The foundation of C++ atomics: The knowledge you need to correctly use C++ atomics
This talk covers all the knowledge you need about atomics to give you a good understanding of how they work under the hood and make sure your code is correct.
C++11 introduced std::atomic template class which supports six memory orderings, writing correct concurrent programs which use the atomic classes can be challenging. It requires understanding the complexity of how std::atomic works under the hood. The goal of this talk is to encourage programmers to use the atomic classes when appropriate and give them the knowledge to do so correctly.

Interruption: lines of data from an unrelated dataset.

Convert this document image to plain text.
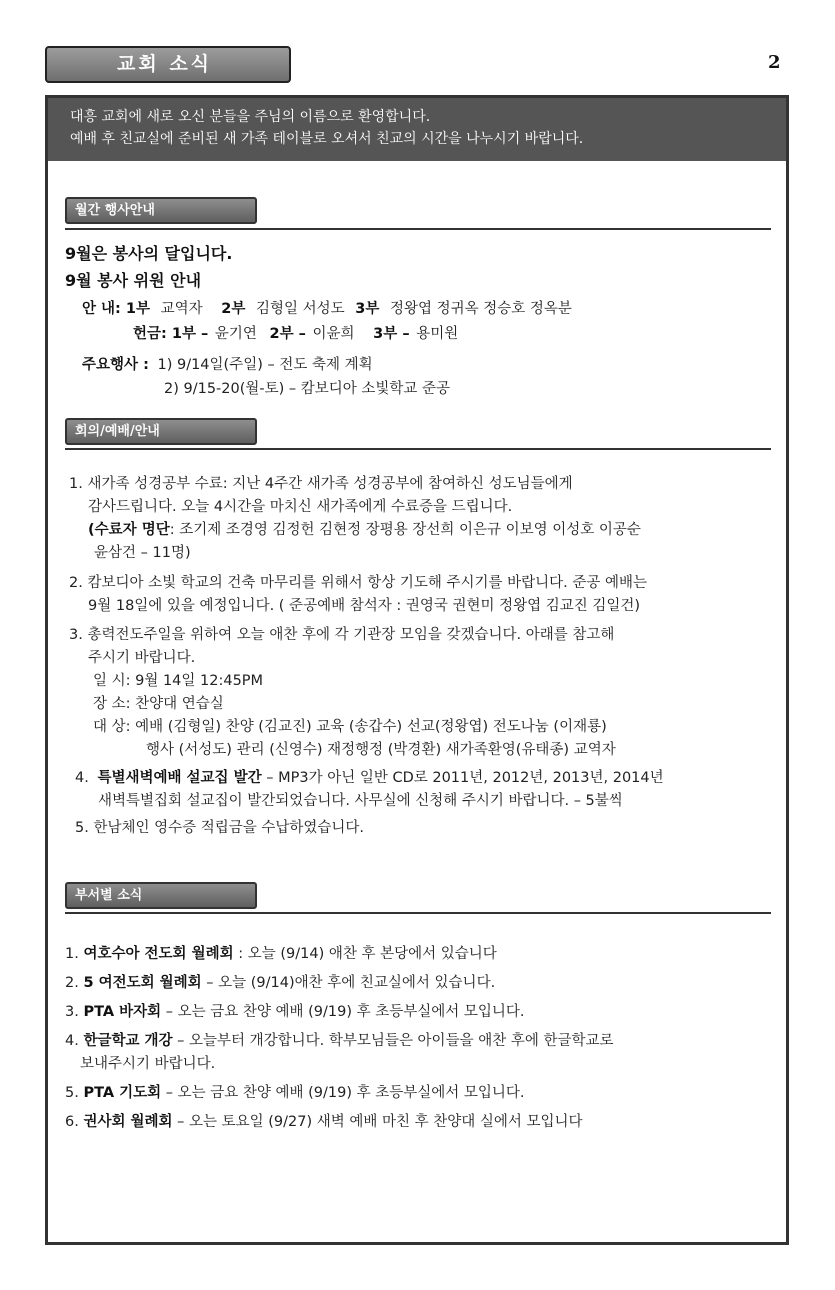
교회 소식	2
대흥 교회에 새로 오신 분들을 주님의 이름으로 환영합니다.
예배 후 친교실에 준비된 새 가족 테이블로 오셔서 친교의 시간을 나누시기 바랍니다.
월간 행사안내
9월은 봉사의 달입니다.
9월 봉사 위원 안내
안 내: 1부 교역자 2부 김형일 서성도 3부 정왕엽 정귀옥 정승호 정옥분
헌금: 1부 – 윤기연 2부 – 이윤희 3부 – 용미원
주요행사 : 1) 9/14일(주일) – 전도 축제 계획
2) 9/15-20(월-토) – 캄보디아 소빛학교 준공
회의/예배/안내
1. 새가족 성경공부 수료: 지난 4주간 새가족 성경공부에 참여하신 성도님들에게
감사드립니다. 오늘 4시간을 마치신 새가족에게 수료증을 드립니다.
(수료자 명단: 조기제 조경영 김정헌 김현정 장평용 장선희 이은규 이보영 이성호 이공순
윤삼건 – 11명)
2. 캄보디아 소빛 학교의 건축 마무리를 위해서 항상 기도해 주시기를 바랍니다. 준공 예배는
9월 18일에 있을 예정입니다. ( 준공예배 참석자 : 권영국 권현미 정왕엽 김교진 김일건)
3. 총력전도주일을 위하여 오늘 애찬 후에 각 기관장 모임을 갖겠습니다. 아래를 참고해
주시기 바랍니다.
일 시: 9월 14일 12:45PM
장 소: 찬양대 연습실
대 상: 예배 (김형일) 찬양 (김교진) 교육 (송갑수) 선교(정왕엽) 전도나눔 (이재룡)
행사 (서성도) 관리 (신영수) 재정행정 (박경환) 새가족환영(유태종) 교역자
4. 특별새벽예배 설교집 발간 – MP3가 아닌 일반 CD로 2011년, 2012년, 2013년, 2014년
새벽특별집회 설교집이 발간되었습니다. 사무실에 신청해 주시기 바랍니다. – 5불씩
5. 한남체인 영수증 적립금을 수납하였습니다.
부서별 소식
1. 여호수아 전도회 월례회 : 오늘 (9/14) 애찬 후 본당에서 있습니다
2. 5 여전도회 월례회 – 오늘 (9/14)애찬 후에 친교실에서 있습니다.
3. PTA 바자회 – 오는 금요 찬양 예배 (9/19) 후 초등부실에서 모입니다.
4. 한글학교 개강 – 오늘부터 개강합니다. 학부모님들은 아이들을 애찬 후에 한글학교로
5. PTA 기도회 – 오는 금요 찬양 예배 (9/19) 후 초등부실에서 모입니다.
6. 권사회 월례회 – 오는 토요일 (9/27) 새벽 예배 마친 후 찬양대 실에서 모입니다
보내주시기 바랍니다.
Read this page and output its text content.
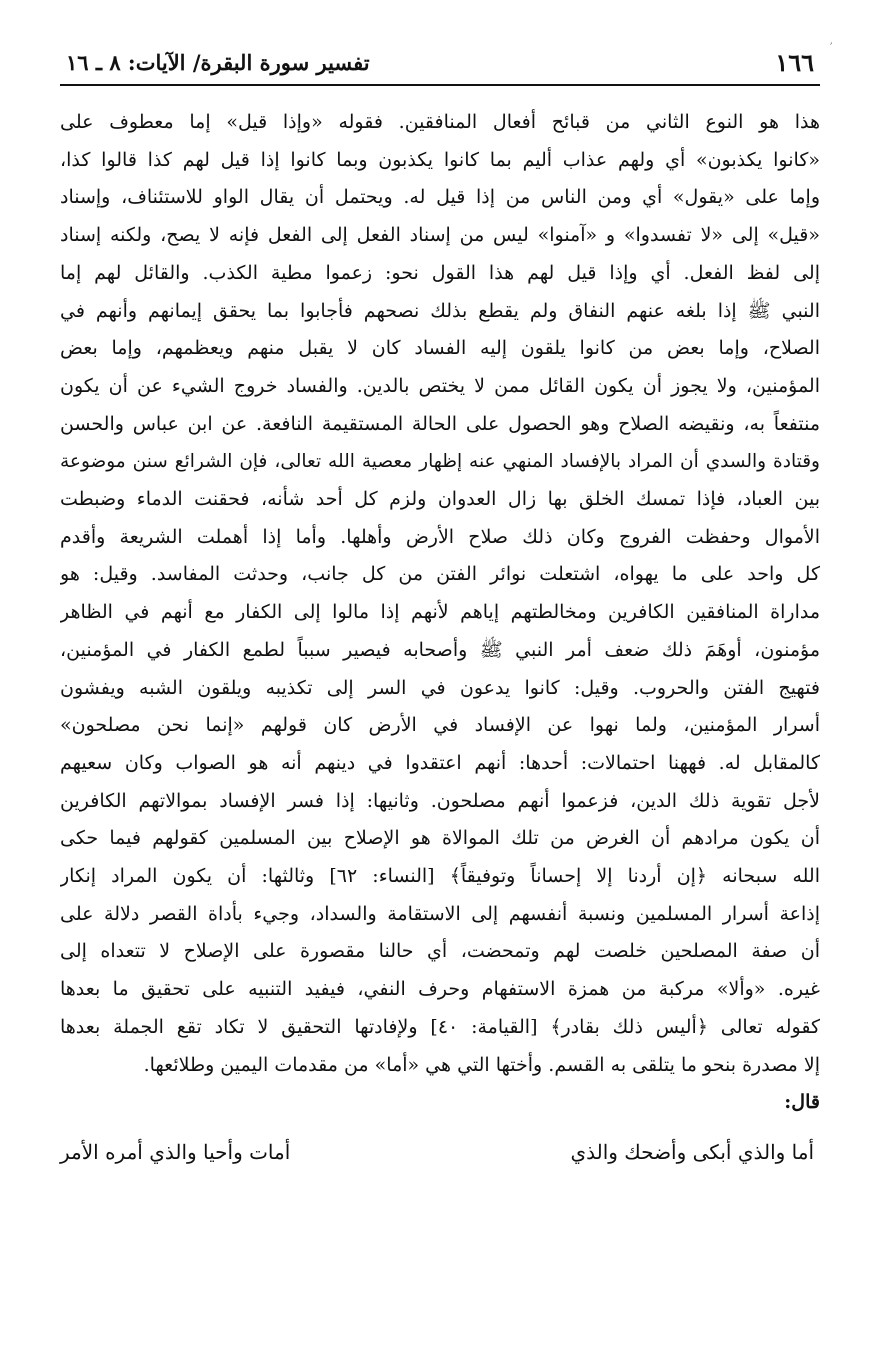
׳
١٦٦
تفسير سورة البقرة/ الآيات: ٨ ـ ١٦
هذا هو النوع الثاني من قبائح أفعال المنافقين. فقوله «وإذا قيل» إما معطوف على
«كانوا يكذبون» أي ولهم عذاب أليم بما كانوا يكذبون وبما كانوا إذا قيل لهم كذا قالوا كذا،
وإما على «يقول» أي ومن الناس من إذا قيل له. ويحتمل أن يقال الواو للاستئناف، وإسناد
«قيل» إلى «لا تفسدوا» و «آمنوا» ليس من إسناد الفعل إلى الفعل فإنه لا يصح، ولكنه إسناد
إلى لفظ الفعل. أي وإذا قيل لهم هذا القول نحو: زعموا مطية الكذب. والقائل لهم إما
النبي ﷺ إذا بلغه عنهم النفاق ولم يقطع بذلك نصحهم فأجابوا بما يحقق إيمانهم وأنهم في
الصلاح، وإما بعض من كانوا يلقون إليه الفساد كان لا يقبل منهم ويعظمهم، وإما بعض
المؤمنين، ولا يجوز أن يكون القائل ممن لا يختص بالدين. والفساد خروج الشيء عن أن يكون
منتفعاً به، ونقيضه الصلاح وهو الحصول على الحالة المستقيمة النافعة. عن ابن عباس والحسن
وقتادة والسدي أن المراد بالإفساد المنهي عنه إظهار معصية الله تعالى، فإن الشرائع سنن موضوعة
بين العباد، فإذا تمسك الخلق بها زال العدوان ولزم كل أحد شأنه، فحقنت الدماء وضبطت
الأموال وحفظت الفروج وكان ذلك صلاح الأرض وأهلها. وأما إذا أهملت الشريعة وأقدم
كل واحد على ما يهواه، اشتعلت نوائر الفتن من كل جانب، وحدثت المفاسد. وقيل: هو
مداراة المنافقين الكافرين ومخالطتهم إياهم لأنهم إذا مالوا إلى الكفار مع أنهم في الظاهر
مؤمنون، أوهَمَ ذلك ضعف أمر النبي ﷺ وأصحابه فيصير سبباً لطمع الكفار في المؤمنين،
فتهيج الفتن والحروب. وقيل: كانوا يدعون في السر إلى تكذيبه ويلقون الشبه ويفشون
أسرار المؤمنين، ولما نهوا عن الإفساد في الأرض كان قولهم «إنما نحن مصلحون»
كالمقابل له. فههنا احتمالات: أحدها: أنهم اعتقدوا في دينهم أنه هو الصواب وكان سعيهم
لأجل تقوية ذلك الدين، فزعموا أنهم مصلحون. وثانيها: إذا فسر الإفساد بموالاتهم الكافرين
أن يكون مرادهم أن الغرض من تلك الموالاة هو الإصلاح بين المسلمين كقولهم فيما حكى
الله سبحانه ﴿إن أردنا إلا إحساناً وتوفيقاً﴾ [النساء: ٦٢] وثالثها: أن يكون المراد إنكار
إذاعة أسرار المسلمين ونسبة أنفسهم إلى الاستقامة والسداد، وجيء بأداة القصر دلالة على
أن صفة المصلحين خلصت لهم وتمحضت، أي حالنا مقصورة على الإصلاح لا تتعداه إلى
غيره. «وألا» مركبة من همزة الاستفهام وحرف النفي، فيفيد التنبيه على تحقيق ما بعدها
كقوله تعالى ﴿أليس ذلك بقادر﴾ [القيامة: ٤٠] ولإفادتها التحقيق لا تكاد تقع الجملة بعدها
إلا مصدرة بنحو ما يتلقى به القسم. وأختها التي هي «أما» من مقدمات اليمين وطلائعها.
قال:
أما والذي أبكى وأضحك والذي
أمات وأحيا والذي أمره الأمر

This talk will help you confidently use atomics correctly by bringing knowledge of some of the main components that make parallelism possible in modern computer systems, the relationship between these components, and the individual contribution of each of these components in making atomic difficult to use correctly.
This talk will be aimed at programmers who are new to std::atomic as well as those who have been using these classes. I will show some aspects of atomics which may not be commonly known.
Topics Covered:
A brief overview of atomics in C++.
Multi-core processors.
Operating system context switching.
Memory Barriers.
Memory Consistency and Cache Coherence.
Static & Dynamic Instruction Scheduling.
The C++ memory model
Optimizations Allowed by the memory model.
The Cost of Sequentially Consistent Atomics.
Semantics of Data Races.
Compiler and Hardware introduced Data Races.
The compiler and hardware cooperation to respect the memory model.
The relationships and tradeoffs among atomics and fences/barriers.
How atomic map to their expected machine-instruction implementations on x86 architecture.
Filipe MULONDE
Software Engineer passionate about programming,holds a bachelor's degree in software engineering from Peter the Great St. Petersburg Polytechnic University and is now a final year Master's student in Artificial Intelligence at this same university. I worked as a software engineer at JSC NIIAS-Research and Design Institute of Informatization, Automation , and Communication in Railway Transport of the Russian Federation. Doing code review and increase the performance of an autonomous car using parallelism with C++.
My bachelor thesis was about the performance of C++ parallel constructs in Clang 10 in Linux (https://www.scribd.com/document/467436640/The-performance-of-C-parallel-constructs-in-Clang-10-in-Linux) I am co-founder of APA(Association of Angolan Programmers) a non-profit organization, helping to build a technological bridge between Africa (Angola) and the rest of the world.https://twitter.com/angolan_of/status/1326848737558335488 In my spare time I'm building a computer from scratch (The C++ abstract machine) using simple logic gates(https://filipemulonde.github.io/Cpp8bitAbstractMAchine.github.io/) or I'm building Autonomous robot orr playing whit x86 assembly. I have interests in x86 assembly,Parallel programming,C++,Digital Design, Microarchitecture and Computer Architecture, Computer Organization,OS, memory models,Digital computer Electronics and design of computing devices, compilers, Machine learning, robotics etc. Former mobile and web developer.